Caisse de prévoyance
des agents de la Sécurité Sociale et assimilés
2 ter, boulevard Saint-Martin
75010 PARIS

Edition du 28 mars 2017


SOMMAIRE

I- PRINCIPES GENERAUX ___________________________________________________ 5

II- PROCEDURE DE GESTION COURANTE _____________________________________ 6

1- ENREGISTREMENT DES FLUX : ____________________________________________________ 6

2- RECONCILIATION DES COMPTES : _________________________________________________ 6

III- PROCEDURE D’INVENTAIRE ______________________________________________ 7

1- COLLECTE DES INFORMATIONS : __________________________________________________ 7

2- CONTROLE DE COHERENCE DES INFORMATIONS : ____________________________________ 7

3- ENREGISTREMENT DES ECRITURES : _______________________________________________ 7

4- ANALYSE DES COMPTES : ________________________________________________________ 7

5- ETABLISSEMENT DES ETATS FINANCIERS : ___________________________________________ 8

IV- APPRECIATION GLOBALE DU PROCESSUS _________________________________ 8

1- NIVEAU DE MAITRISE DES FLUX ENTRANTS ET SORTANTS : _____________________________ 8

2- ARTICULATION COMPTABILITE GENERALE ET AUXILIAIRE : ______________________________ 9

3- QUALITE DES INTERFACES : ______________________________________________________ 9

4- QUALITE DE LA PISTE D’AUDIT ET DES DONNEES :_____________________________________ 9

5- PROTECTION DES DONNEES ET DES TRAITEMENTS : ___________________________________ 9


RAPPORT SUR LE PROCESSUS D’ELABORATION ET DE VERIFICARION
DE L’INFORMATION COMPTABLE ET FINANCIERE

Exercice clos le 31 décembre 2016

Aux termes des dispositions de l’instruction N° 2016-I-16 du 27 juin 2016 relative aux
documents prudentiels annuels à communiquer par les organismes assujettis au contrôle de
l’ACPR relavant du régime dit « Solvabilité II » et de l’article R341-9 du code des assurances, le
présent rapport est établi pour rendre compte du processus d’élaboration et de vérification de
l’information comptable et financière.

I- PRINCIPES GENERAUX

L’information comptable et financière est traitée par le Service Comptable en tenant compte
des modifications législatives intervenues au cours de l’exercice au niveau comptable, fiscal,
réglementaire, etc.

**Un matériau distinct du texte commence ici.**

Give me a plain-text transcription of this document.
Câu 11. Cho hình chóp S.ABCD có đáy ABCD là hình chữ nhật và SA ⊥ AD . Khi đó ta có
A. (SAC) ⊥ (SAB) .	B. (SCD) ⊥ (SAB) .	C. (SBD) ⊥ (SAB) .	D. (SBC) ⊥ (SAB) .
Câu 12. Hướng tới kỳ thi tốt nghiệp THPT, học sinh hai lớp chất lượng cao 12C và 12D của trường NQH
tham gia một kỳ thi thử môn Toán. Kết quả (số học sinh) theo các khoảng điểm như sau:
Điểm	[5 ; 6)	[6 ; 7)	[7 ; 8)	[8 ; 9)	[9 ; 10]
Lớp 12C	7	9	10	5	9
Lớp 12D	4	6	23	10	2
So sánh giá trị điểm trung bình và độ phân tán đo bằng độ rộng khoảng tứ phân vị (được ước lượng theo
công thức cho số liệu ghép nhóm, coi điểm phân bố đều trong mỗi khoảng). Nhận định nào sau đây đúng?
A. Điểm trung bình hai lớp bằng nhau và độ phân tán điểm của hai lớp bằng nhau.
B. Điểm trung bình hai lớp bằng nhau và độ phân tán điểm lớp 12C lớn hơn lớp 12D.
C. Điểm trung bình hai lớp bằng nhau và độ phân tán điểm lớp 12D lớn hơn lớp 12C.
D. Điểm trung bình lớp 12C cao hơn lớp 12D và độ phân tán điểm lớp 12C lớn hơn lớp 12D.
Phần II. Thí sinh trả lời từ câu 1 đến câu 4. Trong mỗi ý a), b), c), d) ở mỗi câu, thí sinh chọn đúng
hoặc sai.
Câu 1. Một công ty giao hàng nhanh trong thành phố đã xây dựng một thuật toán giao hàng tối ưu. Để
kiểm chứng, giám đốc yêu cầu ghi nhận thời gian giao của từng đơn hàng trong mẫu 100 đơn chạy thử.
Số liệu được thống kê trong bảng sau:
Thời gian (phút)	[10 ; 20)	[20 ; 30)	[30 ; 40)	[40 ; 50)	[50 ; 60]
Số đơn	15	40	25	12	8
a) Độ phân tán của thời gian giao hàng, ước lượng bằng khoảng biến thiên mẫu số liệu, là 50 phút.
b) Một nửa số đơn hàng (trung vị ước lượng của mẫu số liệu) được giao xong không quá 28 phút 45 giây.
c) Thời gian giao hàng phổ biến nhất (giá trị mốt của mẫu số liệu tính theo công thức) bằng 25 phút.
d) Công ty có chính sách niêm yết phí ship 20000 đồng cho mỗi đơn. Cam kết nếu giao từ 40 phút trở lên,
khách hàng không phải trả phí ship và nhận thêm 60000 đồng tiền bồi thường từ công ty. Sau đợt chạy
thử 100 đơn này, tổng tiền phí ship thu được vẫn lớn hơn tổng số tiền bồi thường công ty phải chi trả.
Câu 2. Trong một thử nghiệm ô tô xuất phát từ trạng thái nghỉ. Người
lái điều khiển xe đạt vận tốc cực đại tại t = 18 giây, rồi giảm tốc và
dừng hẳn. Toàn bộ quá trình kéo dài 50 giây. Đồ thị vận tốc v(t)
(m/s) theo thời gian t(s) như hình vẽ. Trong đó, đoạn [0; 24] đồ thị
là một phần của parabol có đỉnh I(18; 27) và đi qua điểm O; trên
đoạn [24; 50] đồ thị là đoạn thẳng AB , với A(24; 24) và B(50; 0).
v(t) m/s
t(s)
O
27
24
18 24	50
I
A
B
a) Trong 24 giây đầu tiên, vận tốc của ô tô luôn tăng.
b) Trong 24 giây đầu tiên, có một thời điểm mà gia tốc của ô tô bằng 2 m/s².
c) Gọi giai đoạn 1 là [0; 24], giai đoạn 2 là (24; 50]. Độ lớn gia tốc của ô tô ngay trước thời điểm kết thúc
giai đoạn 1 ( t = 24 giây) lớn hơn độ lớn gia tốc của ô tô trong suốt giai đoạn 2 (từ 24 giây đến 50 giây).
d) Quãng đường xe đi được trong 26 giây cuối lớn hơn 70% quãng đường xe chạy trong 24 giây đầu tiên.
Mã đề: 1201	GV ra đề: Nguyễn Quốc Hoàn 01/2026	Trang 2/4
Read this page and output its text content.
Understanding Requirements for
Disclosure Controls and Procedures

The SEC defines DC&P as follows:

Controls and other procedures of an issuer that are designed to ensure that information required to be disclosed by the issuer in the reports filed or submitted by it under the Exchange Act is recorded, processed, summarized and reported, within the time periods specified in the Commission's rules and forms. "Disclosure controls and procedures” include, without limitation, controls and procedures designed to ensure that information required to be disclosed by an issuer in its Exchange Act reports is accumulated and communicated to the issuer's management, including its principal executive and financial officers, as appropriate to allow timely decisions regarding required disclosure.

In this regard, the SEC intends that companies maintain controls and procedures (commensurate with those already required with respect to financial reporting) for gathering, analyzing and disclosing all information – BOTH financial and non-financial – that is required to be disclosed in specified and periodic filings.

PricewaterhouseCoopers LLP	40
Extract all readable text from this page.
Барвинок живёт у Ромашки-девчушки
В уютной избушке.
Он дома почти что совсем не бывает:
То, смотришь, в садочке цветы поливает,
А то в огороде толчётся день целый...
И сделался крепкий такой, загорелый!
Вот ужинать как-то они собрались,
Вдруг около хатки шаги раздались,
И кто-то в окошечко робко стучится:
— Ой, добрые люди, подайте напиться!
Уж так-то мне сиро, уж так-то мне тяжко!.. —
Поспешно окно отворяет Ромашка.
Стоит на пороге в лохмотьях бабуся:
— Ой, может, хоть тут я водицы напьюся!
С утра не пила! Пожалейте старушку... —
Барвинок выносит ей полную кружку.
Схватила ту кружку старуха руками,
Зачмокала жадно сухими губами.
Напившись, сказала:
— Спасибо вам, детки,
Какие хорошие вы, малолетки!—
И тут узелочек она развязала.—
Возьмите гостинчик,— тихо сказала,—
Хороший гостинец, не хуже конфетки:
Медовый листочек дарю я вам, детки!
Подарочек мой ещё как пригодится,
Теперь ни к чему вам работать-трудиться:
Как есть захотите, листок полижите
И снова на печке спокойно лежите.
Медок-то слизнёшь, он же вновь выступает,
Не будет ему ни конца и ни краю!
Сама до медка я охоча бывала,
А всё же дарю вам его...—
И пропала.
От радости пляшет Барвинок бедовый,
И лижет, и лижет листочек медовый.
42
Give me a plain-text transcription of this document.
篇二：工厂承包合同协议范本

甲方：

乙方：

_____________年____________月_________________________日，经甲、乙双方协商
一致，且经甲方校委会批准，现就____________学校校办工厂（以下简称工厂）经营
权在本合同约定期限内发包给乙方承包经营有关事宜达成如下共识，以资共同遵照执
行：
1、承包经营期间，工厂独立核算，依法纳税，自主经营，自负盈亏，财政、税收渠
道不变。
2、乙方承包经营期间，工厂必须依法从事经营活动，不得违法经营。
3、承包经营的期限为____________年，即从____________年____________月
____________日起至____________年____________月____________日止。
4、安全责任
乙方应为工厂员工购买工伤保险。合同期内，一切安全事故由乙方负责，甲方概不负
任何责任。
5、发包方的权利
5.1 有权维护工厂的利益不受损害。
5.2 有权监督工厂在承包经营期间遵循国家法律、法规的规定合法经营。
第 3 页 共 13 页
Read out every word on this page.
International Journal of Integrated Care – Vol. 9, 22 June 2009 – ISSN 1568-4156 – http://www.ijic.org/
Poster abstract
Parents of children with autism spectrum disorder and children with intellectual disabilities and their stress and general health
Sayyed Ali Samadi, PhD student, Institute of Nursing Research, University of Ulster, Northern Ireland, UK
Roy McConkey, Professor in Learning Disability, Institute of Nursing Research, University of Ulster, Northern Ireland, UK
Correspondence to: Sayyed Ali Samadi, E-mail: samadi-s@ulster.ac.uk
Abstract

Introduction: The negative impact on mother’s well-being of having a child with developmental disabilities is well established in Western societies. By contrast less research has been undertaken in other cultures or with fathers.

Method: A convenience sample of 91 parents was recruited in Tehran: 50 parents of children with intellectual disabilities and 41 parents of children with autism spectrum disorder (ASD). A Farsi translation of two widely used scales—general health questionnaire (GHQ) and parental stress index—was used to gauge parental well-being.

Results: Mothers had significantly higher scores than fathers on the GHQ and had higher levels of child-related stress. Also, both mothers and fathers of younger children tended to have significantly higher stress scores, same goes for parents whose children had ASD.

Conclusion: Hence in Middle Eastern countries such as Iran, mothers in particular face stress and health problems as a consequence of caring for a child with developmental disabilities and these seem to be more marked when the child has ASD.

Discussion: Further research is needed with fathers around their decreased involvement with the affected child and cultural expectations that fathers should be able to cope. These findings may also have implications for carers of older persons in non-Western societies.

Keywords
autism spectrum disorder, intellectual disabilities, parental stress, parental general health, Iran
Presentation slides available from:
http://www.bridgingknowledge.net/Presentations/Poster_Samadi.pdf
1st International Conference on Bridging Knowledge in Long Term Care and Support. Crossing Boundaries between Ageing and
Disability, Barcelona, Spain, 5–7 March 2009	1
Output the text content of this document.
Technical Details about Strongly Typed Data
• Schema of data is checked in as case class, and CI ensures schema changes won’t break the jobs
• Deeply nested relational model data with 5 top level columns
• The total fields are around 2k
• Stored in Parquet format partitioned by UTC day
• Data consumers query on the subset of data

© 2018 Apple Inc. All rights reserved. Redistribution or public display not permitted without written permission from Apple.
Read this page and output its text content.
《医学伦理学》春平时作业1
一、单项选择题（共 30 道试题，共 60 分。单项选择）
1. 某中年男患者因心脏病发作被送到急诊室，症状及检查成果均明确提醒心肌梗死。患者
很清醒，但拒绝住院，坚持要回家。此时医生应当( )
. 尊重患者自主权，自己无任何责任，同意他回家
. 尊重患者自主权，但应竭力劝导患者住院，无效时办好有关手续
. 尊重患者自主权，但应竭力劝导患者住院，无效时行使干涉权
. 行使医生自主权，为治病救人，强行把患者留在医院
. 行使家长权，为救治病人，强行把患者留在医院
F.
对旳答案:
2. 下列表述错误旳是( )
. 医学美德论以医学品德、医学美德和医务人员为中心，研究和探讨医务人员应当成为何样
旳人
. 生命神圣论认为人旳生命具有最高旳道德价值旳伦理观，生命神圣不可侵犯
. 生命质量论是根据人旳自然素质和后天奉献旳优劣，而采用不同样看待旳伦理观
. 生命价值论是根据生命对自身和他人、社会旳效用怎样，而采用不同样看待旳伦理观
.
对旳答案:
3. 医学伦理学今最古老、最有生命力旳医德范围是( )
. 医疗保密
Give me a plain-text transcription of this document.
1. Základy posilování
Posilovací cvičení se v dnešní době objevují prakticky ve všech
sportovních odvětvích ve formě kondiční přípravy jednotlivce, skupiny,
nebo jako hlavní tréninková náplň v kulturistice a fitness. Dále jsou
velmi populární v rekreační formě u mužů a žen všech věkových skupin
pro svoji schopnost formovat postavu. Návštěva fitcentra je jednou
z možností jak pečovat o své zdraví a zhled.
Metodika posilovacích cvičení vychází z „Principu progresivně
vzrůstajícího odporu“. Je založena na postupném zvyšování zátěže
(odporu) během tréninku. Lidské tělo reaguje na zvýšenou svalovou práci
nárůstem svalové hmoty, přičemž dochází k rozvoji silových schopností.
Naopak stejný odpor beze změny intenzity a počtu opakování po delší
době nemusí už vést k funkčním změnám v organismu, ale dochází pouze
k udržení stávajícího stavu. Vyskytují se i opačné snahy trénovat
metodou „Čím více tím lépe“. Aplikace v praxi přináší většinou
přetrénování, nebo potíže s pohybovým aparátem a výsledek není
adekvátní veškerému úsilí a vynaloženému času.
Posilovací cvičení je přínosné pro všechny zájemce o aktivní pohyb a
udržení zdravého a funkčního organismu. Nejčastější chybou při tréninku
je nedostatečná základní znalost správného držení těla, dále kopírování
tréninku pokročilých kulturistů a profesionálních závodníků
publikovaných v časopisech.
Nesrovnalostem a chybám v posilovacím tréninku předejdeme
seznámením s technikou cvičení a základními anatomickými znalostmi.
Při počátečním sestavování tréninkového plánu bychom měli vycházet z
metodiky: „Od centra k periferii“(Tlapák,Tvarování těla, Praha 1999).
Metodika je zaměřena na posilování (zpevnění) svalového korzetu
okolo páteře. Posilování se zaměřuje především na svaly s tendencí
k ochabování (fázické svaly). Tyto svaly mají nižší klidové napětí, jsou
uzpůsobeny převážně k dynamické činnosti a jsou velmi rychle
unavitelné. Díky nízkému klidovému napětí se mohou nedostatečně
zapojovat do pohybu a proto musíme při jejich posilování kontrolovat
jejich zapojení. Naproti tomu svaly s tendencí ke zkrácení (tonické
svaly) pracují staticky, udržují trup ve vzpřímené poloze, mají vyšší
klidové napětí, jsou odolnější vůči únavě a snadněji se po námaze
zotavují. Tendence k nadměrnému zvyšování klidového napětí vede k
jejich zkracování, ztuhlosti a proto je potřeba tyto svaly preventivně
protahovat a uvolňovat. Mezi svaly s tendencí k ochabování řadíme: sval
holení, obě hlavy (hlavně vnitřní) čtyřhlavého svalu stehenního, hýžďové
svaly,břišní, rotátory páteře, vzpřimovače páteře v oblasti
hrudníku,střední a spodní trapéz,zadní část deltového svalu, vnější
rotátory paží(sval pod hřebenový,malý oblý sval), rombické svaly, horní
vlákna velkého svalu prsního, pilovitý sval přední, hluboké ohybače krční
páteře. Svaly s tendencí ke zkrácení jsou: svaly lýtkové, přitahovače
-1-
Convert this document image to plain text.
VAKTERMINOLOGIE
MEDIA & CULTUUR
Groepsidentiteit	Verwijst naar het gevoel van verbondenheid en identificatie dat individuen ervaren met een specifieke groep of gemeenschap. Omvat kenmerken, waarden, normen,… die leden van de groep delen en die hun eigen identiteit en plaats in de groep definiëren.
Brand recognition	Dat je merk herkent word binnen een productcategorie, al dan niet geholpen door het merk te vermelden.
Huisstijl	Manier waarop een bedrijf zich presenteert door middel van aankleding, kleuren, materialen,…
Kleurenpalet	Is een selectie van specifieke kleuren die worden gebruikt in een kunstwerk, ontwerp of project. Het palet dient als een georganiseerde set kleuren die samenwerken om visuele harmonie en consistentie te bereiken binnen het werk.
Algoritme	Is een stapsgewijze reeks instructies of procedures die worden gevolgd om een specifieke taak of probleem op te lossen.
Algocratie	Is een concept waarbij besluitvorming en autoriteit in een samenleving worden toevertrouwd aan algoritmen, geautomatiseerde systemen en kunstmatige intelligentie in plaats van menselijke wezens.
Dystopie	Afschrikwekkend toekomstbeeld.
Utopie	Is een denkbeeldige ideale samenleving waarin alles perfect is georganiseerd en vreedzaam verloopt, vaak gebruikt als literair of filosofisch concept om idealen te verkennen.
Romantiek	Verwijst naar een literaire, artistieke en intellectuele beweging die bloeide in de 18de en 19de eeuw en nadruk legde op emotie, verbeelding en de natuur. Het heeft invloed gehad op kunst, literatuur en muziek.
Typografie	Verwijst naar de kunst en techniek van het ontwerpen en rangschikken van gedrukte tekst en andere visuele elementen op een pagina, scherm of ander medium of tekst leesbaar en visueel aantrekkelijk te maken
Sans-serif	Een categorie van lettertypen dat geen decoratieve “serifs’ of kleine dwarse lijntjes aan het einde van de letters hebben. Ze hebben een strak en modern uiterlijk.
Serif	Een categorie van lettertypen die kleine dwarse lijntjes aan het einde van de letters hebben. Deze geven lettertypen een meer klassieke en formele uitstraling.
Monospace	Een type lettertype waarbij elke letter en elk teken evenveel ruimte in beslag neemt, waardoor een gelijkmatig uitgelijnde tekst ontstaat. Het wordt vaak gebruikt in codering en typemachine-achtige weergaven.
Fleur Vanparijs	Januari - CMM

En effet, la veille permanente permet au service comptable d’anticiper les
besoins nécessaires à l’établissement des comptes annuels et de la liasse fiscale.

Depuis le 1er janvier 2012, l’Institution est assujettie à l’impôt sur les sociétés. Cette imposition
à l’IS et à la CET (contribution économique territoriale) a été progressive sur plusieurs années.
L’institution est totalement imposable depuis 2015.

Les comptes annuels de l’exercice sont établis conformément aux normes, méthodes
comptables généralement admis en France et aux dispositions de l’ordonnance N° 2015-378 du
2 avril 2015, du décret N° 2015-513 du 7 mai 2015 et de l’arrêté du 30 décembre 2015, en
respectant les principes suivants :
• prudence ;
• exhaustivité ;
• continuité d’exploitation ;
• indépendance des exercices, etc.

Pour rendre compte de sa situation comptable, l’Institution a opté pour des arrêtés comptables
réguliers :
• au 30 juin ;
• au 30 septembre ;
• et annuel au 31 décembre.

Pour rendre compte de sa situation financière, l’Institution effectue des reportings remis aux
administrateurs à chaque réunion des Instances.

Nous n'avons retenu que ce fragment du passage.